流山法律事務所の弁護士の川越伸裕です。
離婚についての相談をされる方の中に、「性格の不一致」を理由として、離婚したいと言われる方がときどきいらっしゃいます。
夫婦間で話し合いをして、納得して離婚することができれば、性格の不一致を理由とする離婚も可能です。
問題は、相手が納得してくれない場合、性格の不一致を理由として、裁判で離婚することができるのか否かです。
法律上、離婚することができる事由は、次の5つの場合であると定められています。
(1)不貞行為…浮気をされた場合は、離婚することができます。
(2)悪意の遺棄…正当な理由なく、同居を拒んだり、生活費を渡さなか
ったりした場合、離婚することができます。
(3)3年以上の生死不明…どこで何をしているかわからず、生死すら不
明であるときは、離婚することができます。
(4)配偶者が強度の精神病にかかり、回復の見込みがないとき
(5)婚姻を継続し難い重大な事由があること
性格の不一致が原因ということであれば、上記の(1)~(4)の要件には、いずれも該当しないことは明らかです。

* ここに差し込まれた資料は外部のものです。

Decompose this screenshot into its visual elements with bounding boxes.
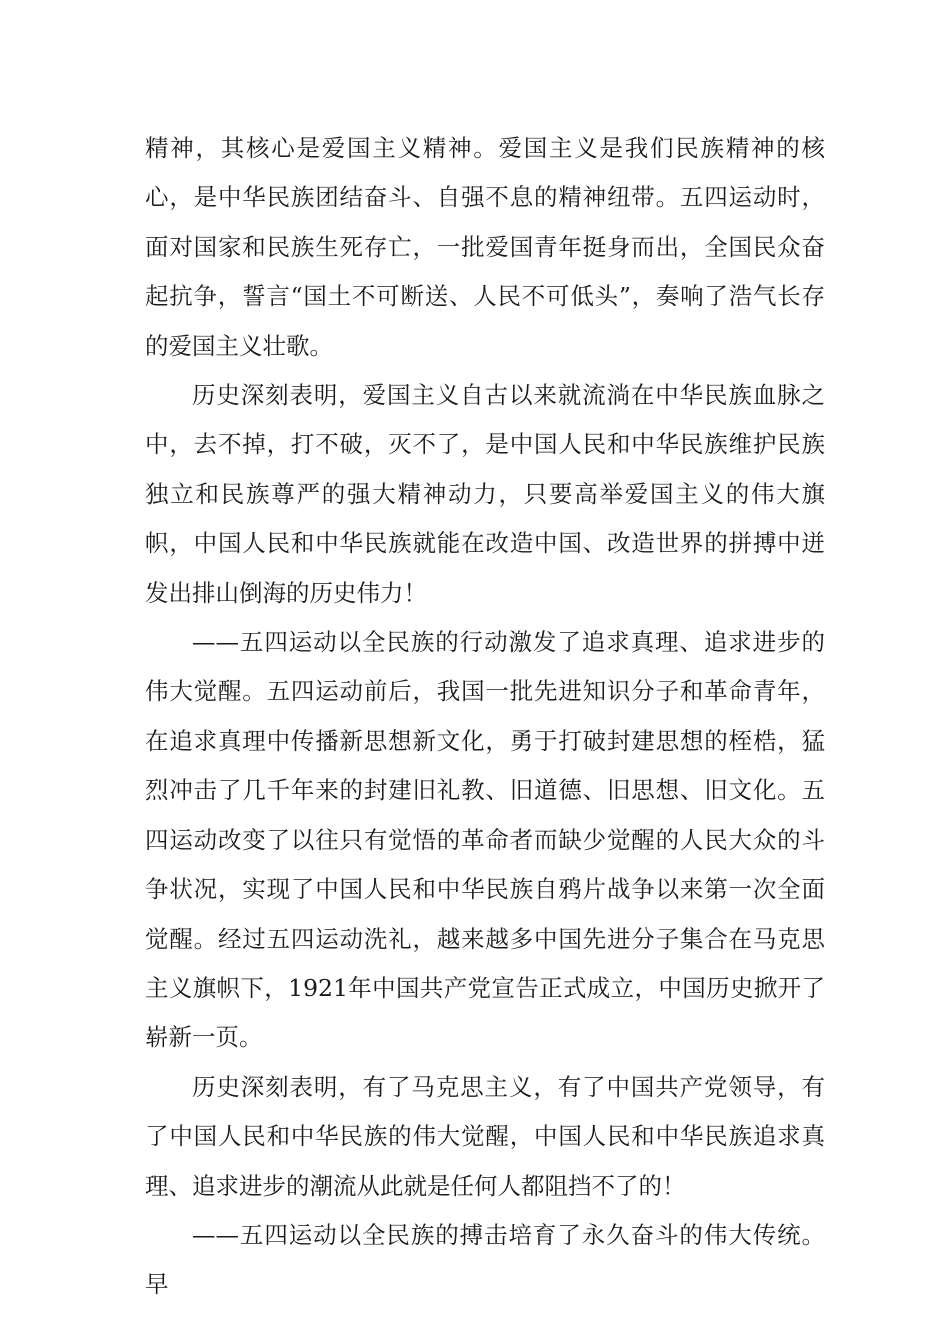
paragraph-4: 历史深刻表明，有了马克思主义，有了中国共产党领导，有了中国人民和中华民族的伟大觉醒，中国人民和中华民族追求真理、追求进步的潮流从此就是任何人都阻挡不了的！ [145,1072,825,1200]
paragraph-1: 精神，其核心是爱国主义精神。爱国主义是我们民族精神的核心，是中华民族团结奋斗、自强不息的精神纽带。五四运动时，面对国家和民族生死存亡，一批爱国青年挺身而出，全国民众奋起抗争，誓言“国土不可断送、人民不可低头”，奏响了浩气长存的爱国主义壮歌。 [145,134,825,360]
paragraph-2: 历史深刻表明，爱国主义自古以来就流淌在中华民族血脉之中，去不掉，打不破，灭不了，是中国人民和中华民族维护民族独立和民族尊严的强大精神动力，只要高举爱国主义的伟大旗帜，中国人民和中华民族就能在改造中国、改造世界的拼搏中迸发出排山倒海的历史伟力！ [145,381,825,607]
paragraph-5: ——五四运动以全民族的搏击培育了永久奋斗的伟大传统。早 [145,1220,825,1299]
document-body [145,124,825,1310]
paragraph-3: ——五四运动以全民族的行动激发了追求真理、追求进步的伟大觉醒。五四运动前后，我国一批先进知识分子和革命青年，在追求真理中传播新思想新文化，勇于打破封建思想的桎梏，猛烈冲击了几千年来的封建旧礼教、旧道德、旧思想、旧文化。五四运动改变了以往只有觉悟的革命者而缺少觉醒的人民大众的斗争状况，实现了中国人民和中华民族自鸦片战争以来第一次全面觉醒。经过五四运动洗礼，越来越多中国先进分子集合在马克思主义旗帜下，1921年中国共产党宣告正式成立，中国历史掀开了崭新一页。 [145,628,825,1052]
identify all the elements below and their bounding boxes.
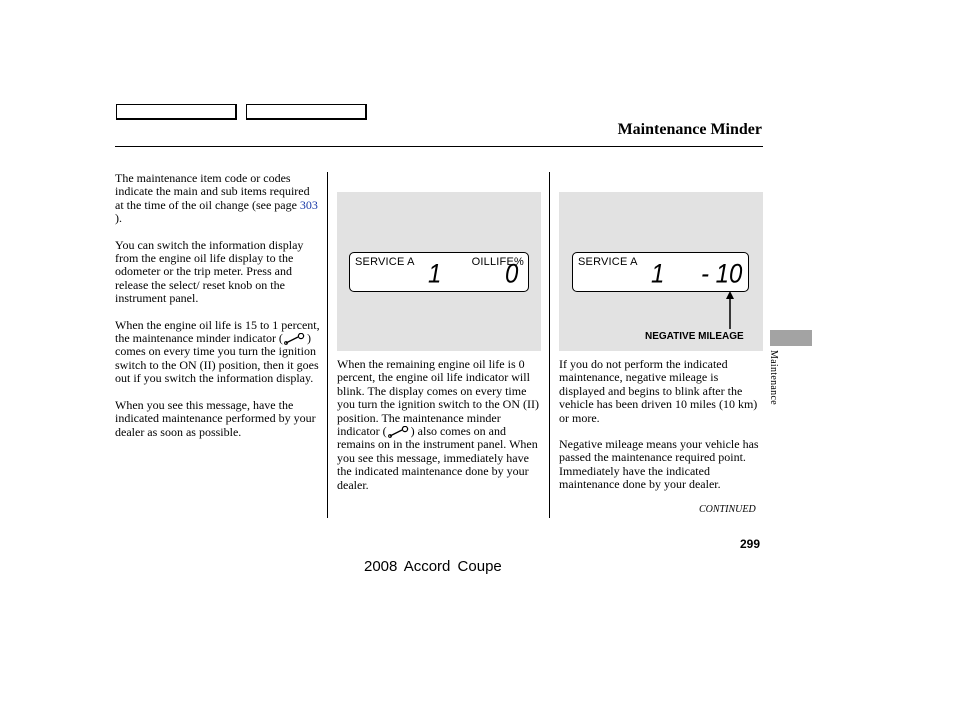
nav-box-next[interactable] — [246, 104, 367, 120]
page-title: Maintenance Minder — [617, 121, 762, 138]
lcd-display-negative-mileage — [572, 252, 749, 292]
paragraph: Negative mileage means your vehicle has passed the maintenance required point. — [559, 437, 759, 465]
nav-box-previous[interactable] — [116, 104, 237, 120]
column-2 — [337, 358, 543, 505]
lcd-digit-code: 1 — [651, 259, 665, 290]
continued-label: CONTINUED — [699, 504, 756, 515]
title-rule — [115, 146, 763, 147]
lcd-digit-code: 1 — [428, 259, 442, 290]
paragraph: Immediately have the indicated maintenance done by your dealer. — [559, 463, 721, 492]
paragraph: If you do not perform the indicated maintenance, negative mileage is displayed and begins to blink after the vehicle has been driven 10 miles (10 km) or more. — [559, 357, 758, 425]
paragraph: The maintenance item code or codes indicate the main and sub items required at the time of the oil change (see page 303 ). — [115, 171, 318, 226]
callout-arrow — [724, 291, 736, 329]
page-number: 299 — [740, 537, 761, 551]
paragraph: When the engine oil life is 15 to 1 percent, the maintenance minder indicator ( ) comes on every time you turn the ignition switch to the ON (II) position, then it goes out if you switch the information display. — [115, 317, 320, 386]
footer-model: 2008 Accord Coupe — [364, 558, 502, 575]
paragraph: When the remaining engine oil life is 0 percent, the engine oil life indicator will blink. The display comes on every time you turn the ignition switch to the ON (II) position. The maintenance minder indicator ( ) also comes on and remains on in the instrument panel. When you see this message, immediately have the indicated maintenance done by your dealer. — [337, 357, 539, 492]
lcd-digit-oil-life: 0 — [505, 259, 519, 290]
lcd-digit-negative-mileage: - 10 — [701, 259, 743, 290]
lcd-service-label: SERVICE A — [578, 256, 638, 268]
section-tab-label: Maintenance — [768, 350, 779, 405]
section-tab — [770, 330, 812, 346]
lcd-service-label: SERVICE A — [355, 256, 415, 268]
column-divider-2 — [549, 172, 550, 518]
paragraph: When you see this message, have the indicated maintenance performed by your dealer as soon as possible. — [115, 397, 316, 439]
lcd-display-oil-life — [349, 252, 529, 292]
lcd-oil-life-label: OILLIFE% — [471, 256, 524, 268]
column-3 — [559, 358, 763, 505]
column-1 — [115, 172, 321, 452]
page-link[interactable]: 303 — [299, 197, 318, 212]
paragraph: You can switch the information display from the engine oil life display to the odometer or the trip meter. Press and release the select/ reset knob on the instrument panel. — [115, 237, 304, 306]
column-divider-1 — [327, 172, 328, 518]
negative-mileage-label: NEGATIVE MILEAGE — [645, 331, 744, 342]
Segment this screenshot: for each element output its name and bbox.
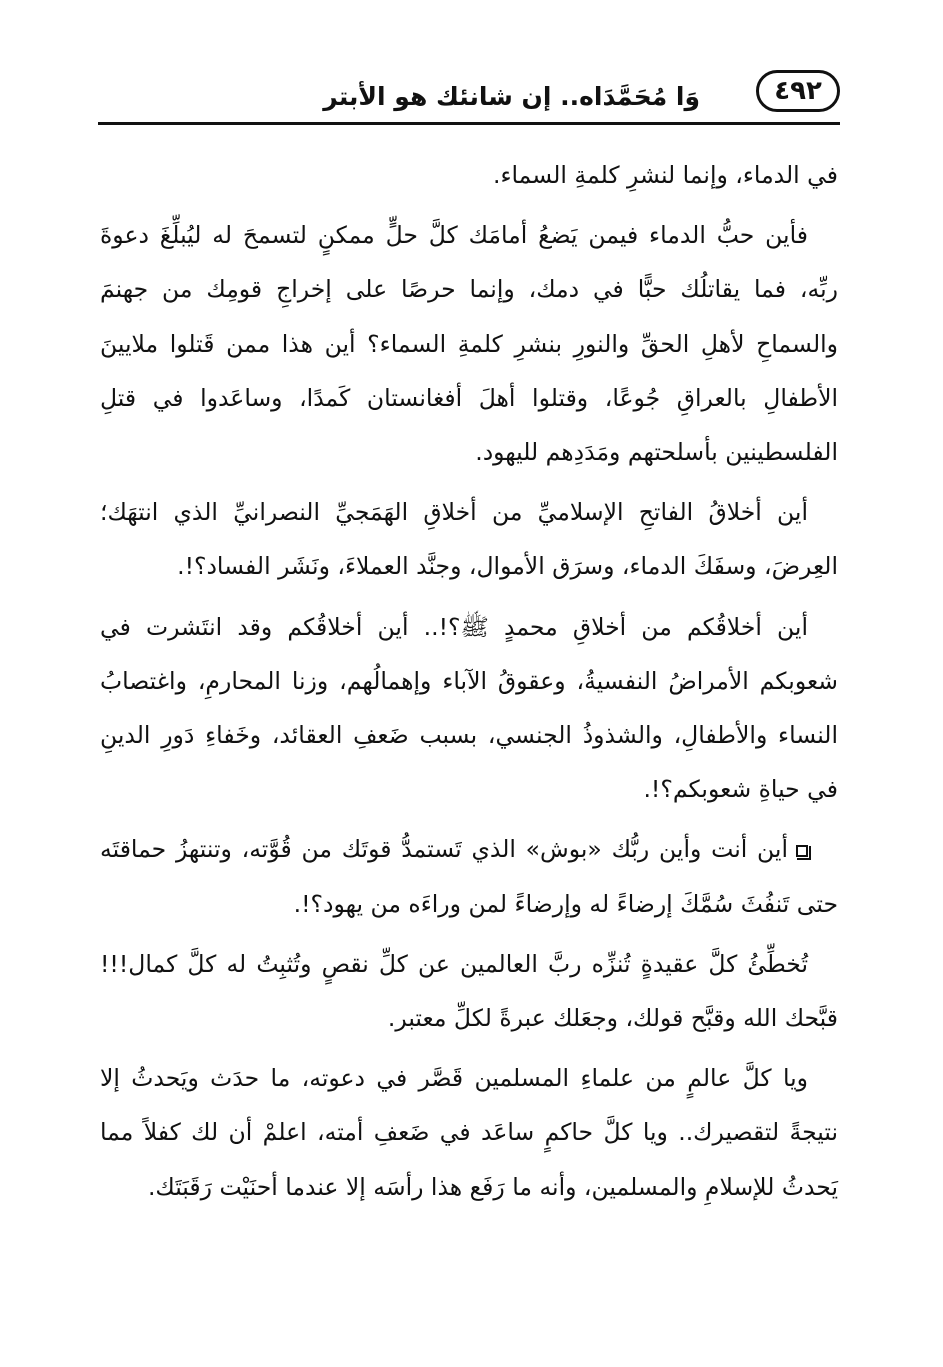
page-header: [98, 64, 840, 126]
paragraph-6: تُخطِّئُ كلَّ عقيدةٍ تُنزِّه ربَّ العالمين عن كلِّ نقصٍ وتُثبِتُ له كلَّ كمال!!! قبَّحك الله وقبَّح قولك، وجعَلك عبرةً لكلِّ معتبر.: [100, 949, 838, 1033]
paragraph-1: في الدماء، وإنما لنشرِ كلمةِ السماء.: [493, 161, 838, 189]
running-title: وَا مُحَمَّدَاه.. إن شانئك هو الأبتر: [323, 82, 700, 111]
paragraph-5-text: أين أنت وأين ربُّك «بوش» الذي تَستمدُّ قوتَك من قُوَّته، وتنتهزُ حماقتَه حتى تَنفُثَ سُمَّكَ إرضاءً له وإرضاءً لمن وراءَه من يهود؟!.: [100, 835, 838, 918]
square-bullet-icon: [796, 845, 808, 857]
paragraph-2: فأين حبُّ الدماء فيمن يَضعُ أمامَك كلَّ حلٍّ ممكنٍ لتسمحَ له ليُبلِّغَ دعوةَ ربِّه، فما يقاتلُك حبًّا في دمك، وإنما حرصًا على إخراجِ قومِك من جهنمَ والسماحِ لأهلِ الحقِّ والنورِ بنشرِ كلمةِ السماء؟ أين هذا ممن قَتلوا ملايينَ الأطفالِ بالعراقِ جُوعًا، وقتلوا أهلَ أفغانستان كَمدًا، وساعَدوا في قتلِ الفلسطينين بأسلحتهم ومَدَدِهم لليهود.: [100, 221, 838, 467]
paragraph-4: أين أخلاقُكم من أخلاقِ محمدٍ ﷺ؟!.. أين أخلاقُكم وقد انتَشرت في شعوبكم الأمراضُ النفسيةُ، وعقوقُ الآباء وإهمالُهم، وزنا المحارمِ، واغتصابُ النساء والأطفالِ، والشذوذُ الجنسي، بسبب ضَعفِ العقائد، وخَفاءِ دَورِ الدينِ في حياةِ شعوبكم؟!.: [100, 612, 838, 804]
paragraph-5: [100, 822, 838, 930]
header-divider: [98, 122, 840, 125]
page-body: [100, 148, 838, 1220]
paragraph-3: أين أخلاقُ الفاتحِ الإسلاميِّ من أخلاقِ الهَمَجيِّ النصرانيِّ الذي انتهَك؛ العِرضَ، وسفَكَ الدماء، وسرَق الأموال، وجنَّد العملاءَ، ونَشَر الفساد؟!.: [100, 498, 838, 581]
page-number: ٤٩٢: [756, 70, 840, 112]
paragraph-7: ويا كلَّ عالمٍ من علماءِ المسلمين قَصَّر في دعوته، ما حدَث ويَحدثُ إلا نتيجةً لتقصيرك.. ويا كلَّ حاكمٍ ساعَد في ضَعفِ أمته، اعلمْ أن لك كفلاً مما يَحدثُ للإسلامِ والمسلمين، وأنه ما رَفَع هذا رأسَه إلا عندما أحنَيْت رَقَبَتَك.: [100, 1064, 838, 1201]
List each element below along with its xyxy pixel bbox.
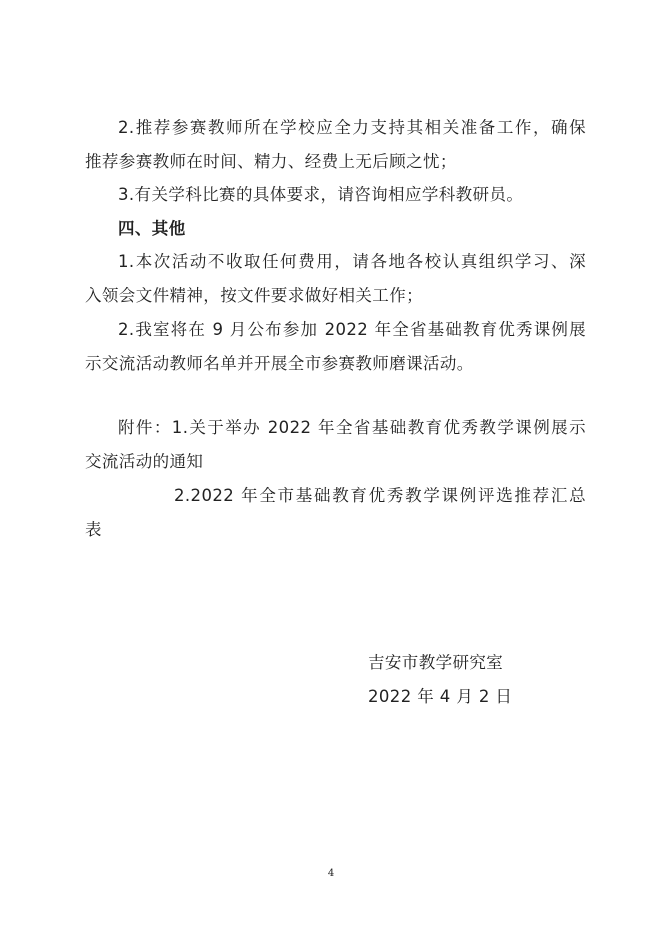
signature-organization: 吉安市教学研究室 <box>368 653 504 672</box>
requirement-2-line-2: 推荐参赛教师在时间、精力、经费上无后顾之忧； <box>85 152 457 171</box>
other-item-1-line-1: 1.本次活动不收取任何费用，请各地各校认真组织学习、深 <box>118 252 586 271</box>
requirement-2-line-1: 2.推荐参赛教师所在学校应全力支持其相关准备工作，确保 <box>118 118 586 137</box>
section-heading-other: 四、其他 <box>118 219 186 238</box>
other-item-1-line-2: 入领会文件精神，按文件要求做好相关工作； <box>85 286 423 305</box>
signature-date: 2022 年 4 月 2 日 <box>368 687 513 706</box>
other-item-2-line-1: 2.我室将在 9 月公布参加 2022 年全省基础教育优秀课例展 <box>118 320 586 339</box>
attachment-1-line-2: 交流活动的通知 <box>85 452 204 471</box>
attachment-1-line-1: 附件：1.关于举办 2022 年全省基础教育优秀教学课例展示 <box>118 418 586 437</box>
page-number: 4 <box>327 868 335 879</box>
other-item-2-line-2: 示交流活动教师名单并开展全市参赛教师磨课活动。 <box>85 354 474 373</box>
requirement-3: 3.有关学科比赛的具体要求，请咨询相应学科教研员。 <box>118 185 524 204</box>
attachment-2-line-2: 表 <box>85 520 102 539</box>
attachment-2-line-1: 2.2022 年全市基础教育优秀教学课例评选推荐汇总 <box>174 486 586 505</box>
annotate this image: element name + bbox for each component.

では、性格の不一致が、(5)婚姻を継続し難い重大な事由 であるということができるのでしょうか。
一般的に、単なる性格の不一致だけでは、「婚姻を継続し難い重大な事由」に該当しないと考えられています。それだけでは、夫婦仲が破たんし、取り返しのつかない状況に陥っているとは思われないからです。
したがって、相手が同意してくれない限り、性格の不一致を理由とする離婚は、認められないこととなります。
離婚を求める際には、性格の不一致だけでなく、上記(1)~(4)のような離婚事由がないかなどを、十分に検討される必要があります。